Beradab dalam bermedia sosial sangatlah penting. Sering kali kita sebagai pengguna media sosial cenderung membagi konten yang mengutamakan mendapatkan banyak “likes” dan komen yang kita inginkan.
Pada dasarnya, hal seperti itu bisa mengganggu secara psikologis. Selain itu, berlaku saat kita sering membaca dan melakukan ujaran kebencian serta mengonsumsi informasi yang cenderung memicu perselisihan di media sosial. Tanpa kita sadari, hal seperti ini bisa membentuk mindset kita yang berakibat pada pembentukan karakter yang cenderung kurang ideal.

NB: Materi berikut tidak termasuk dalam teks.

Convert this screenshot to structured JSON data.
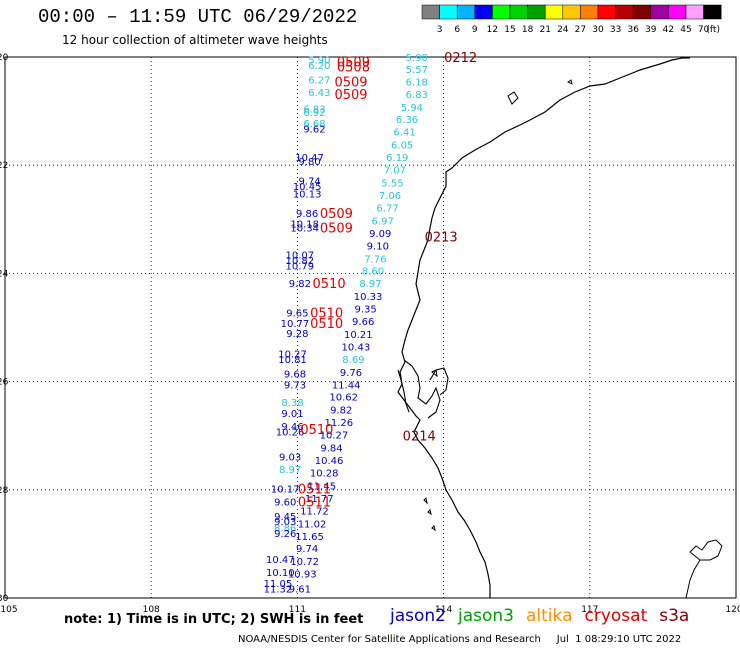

Menyikapi hal itu, Kominfo bekerja sama dengan Jaringan Pegiat Literasi Digital (Japelidi) dan Siberkreasi Gerakan Nasional Literasi Digital menggelar webinar dengan tajuk “Menjadi Pengguna Media Sosial yang Bijak, Kreatif dan Inovatif”. Webinar digelar pada Rabu (30/6/2021), diikuti oleh sejumlah peserta secara daring.

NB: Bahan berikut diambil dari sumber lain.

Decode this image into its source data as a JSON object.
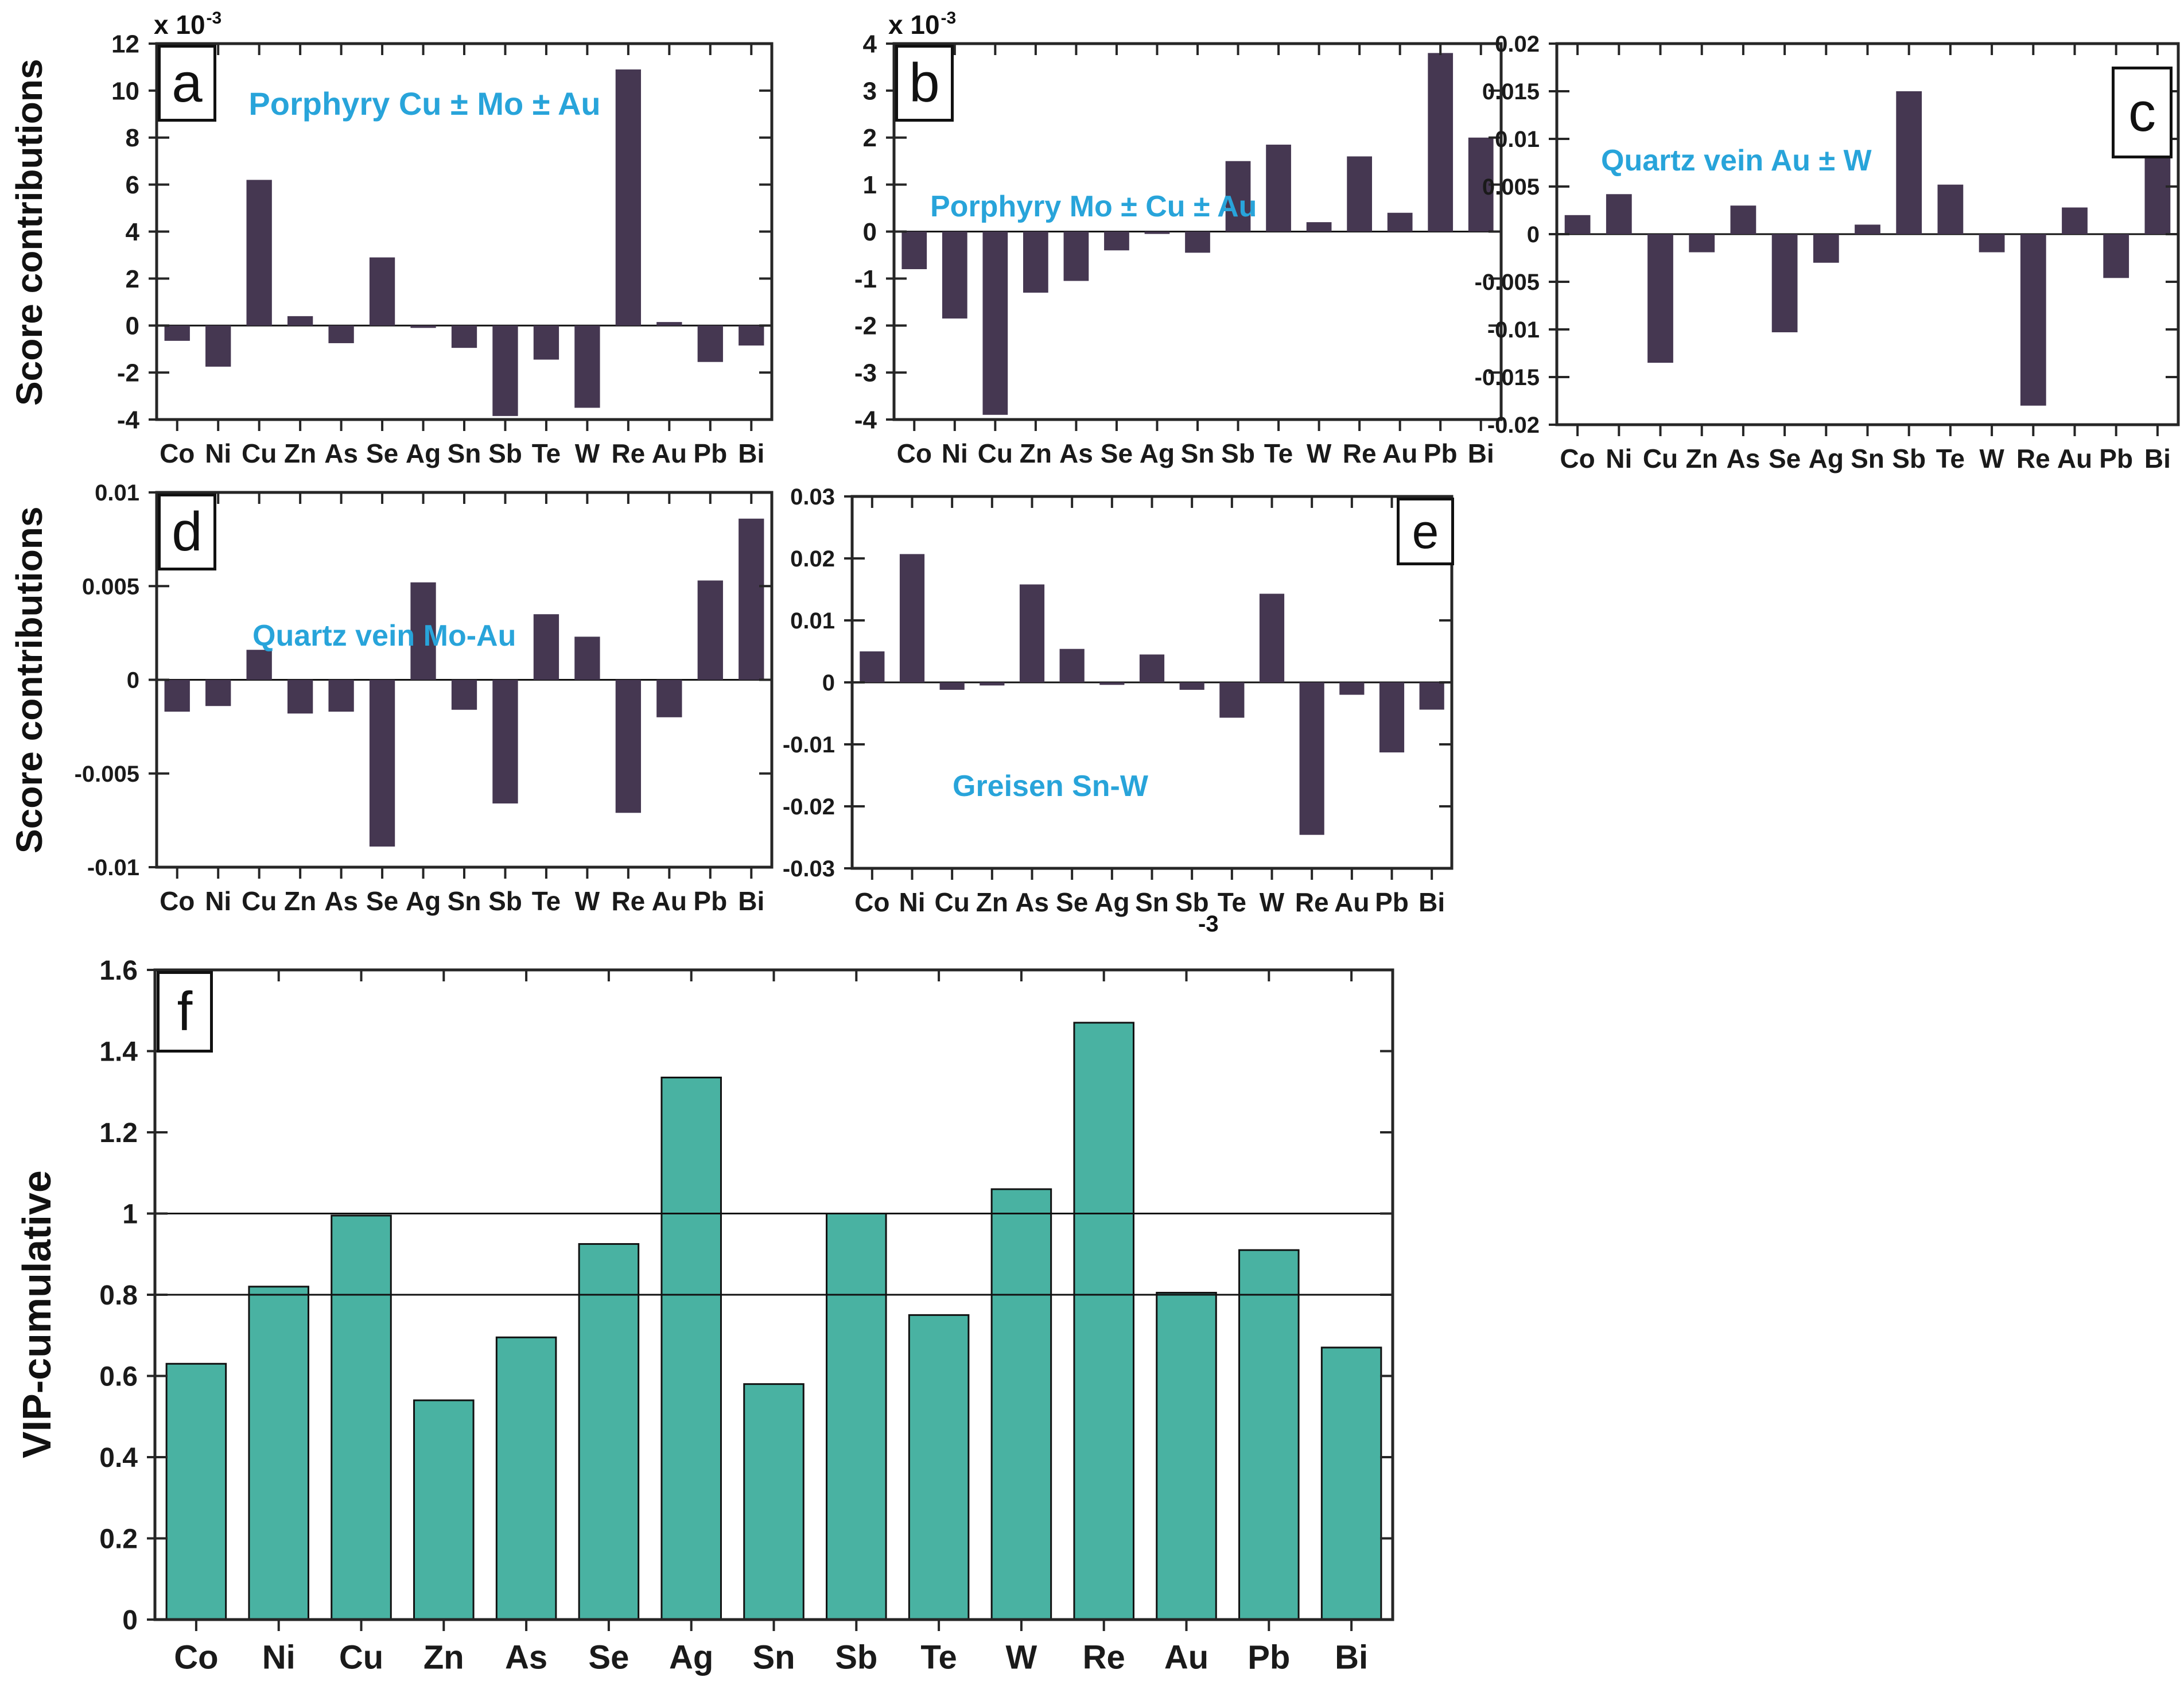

Dalam forum tersebut, hadir Asep Kambali SPd MIK (sejarawan dan pendiri Komunitas Historia Indonesia), Arief Hidayatullah SIKom MSi (dosen Ilmu Komunikasi STISIP dan Mbojo Bima), Yoga Regawa Indra (UMKM Mart & HdG Team), Rizki Ayu Febriana (Kaizen Room), dan Debi Glenn (influencer) selaku narasumber.
“Digital mindset”
Dalam pemaparannya, Asep Kambali SPd MIK menyampaikan, “Penting untuk menerapkan sebuah digital mindset saat menggunakan media digital, yang merupakan kumpulan keyakinan dalam diri yang menunjukkan orientasi dan cara kita melihat situasi dalam konteks digital tertentu dan memilih respons yang tepat terhadap konteks itu.”
Menurut Asep, terdapat sejumlah capabilities (kemampuan) yang harus dimiliki untuk mendukung digital mindset agar dapat berkembang dengan baik.
“Di antaranya adalah kreatif dan inovatif dalam menciptakan peluang dan mengkreasikan potensi yang ada, etis dan aman dalam memilah konten dan menentukan asupan konten, memiliki strategi berpikir untuk menciptakan rencana–rencana dan mengeksekusikannya berdasarkan kesempatan dan kebutuhan, adaptatif dalam menyesuaikan diri pada keadaan tertentu, serta kolaboratif dalam menciptakan jaringan untuk merencanakan serta menjalankan suatu program yang bermanfaat,” ujarnya.
Para partisipan yang hadir juga dipersilakan untuk mengutarakan pertanyaan dan tanggapan. Salah satu peserta bernama Peppo menyampaikan pertanyaan, “Bagaimana dengan orang-orang yang menjadikan sebuah kontroversi atau provokasi sebagai bahan utama konten mereka? Misalnya, sosok tersebut malah mendulang uang serta ketenaran akan hal tersebut. Apakah ini sebuah inovasi dalam media sosial?”
Menanggapi itu, Asep menjelaskan, “Inovasi selalu positif, bukan negatif. Negatif itu melanggar etika, kalau ada yang menyalahgunakan dan tidak mengatasnamakan kebaikan, hal itu merupakan sebuah keburukan dan bahkan melanggar hak-hak orang lain. Semua hak asasi manusia juga dibatasi oleh hak orang lain juga. Harus disadarkan bahwa itu salah. Hal yang bisa dilakukan oleh masyarkat cerdas dan aparat adalah untuk mengingatkan dan menindak pihak-pihak tersebut.”
Webinar ini merupakan salah satu rangkaian kegiatan literasi digital di Jakarta Barat. Kegiatan ini pun terbuka bagi semua orang yang berkeinginan untuk memahami dunia literasi digital. Untuk itulah penyelenggara pada agenda webinar selanjutnya, membuka peluang sebesar-besarnya kepada semua anak bangsa untuk berpartisipasi pada webinar ini melalui akun Instagram @siberkreasi.dkibanten.
Kegiatan webinar ini juga mengapresiasi partisipasi dan dukungan semua pihak sehingga dapat berjalan dengan baik, mengingat program literasi digital ini hanya akan sukses mencapai target 12,5 juta partisipan jika turut didukung oleh semua pihak yang terlibat.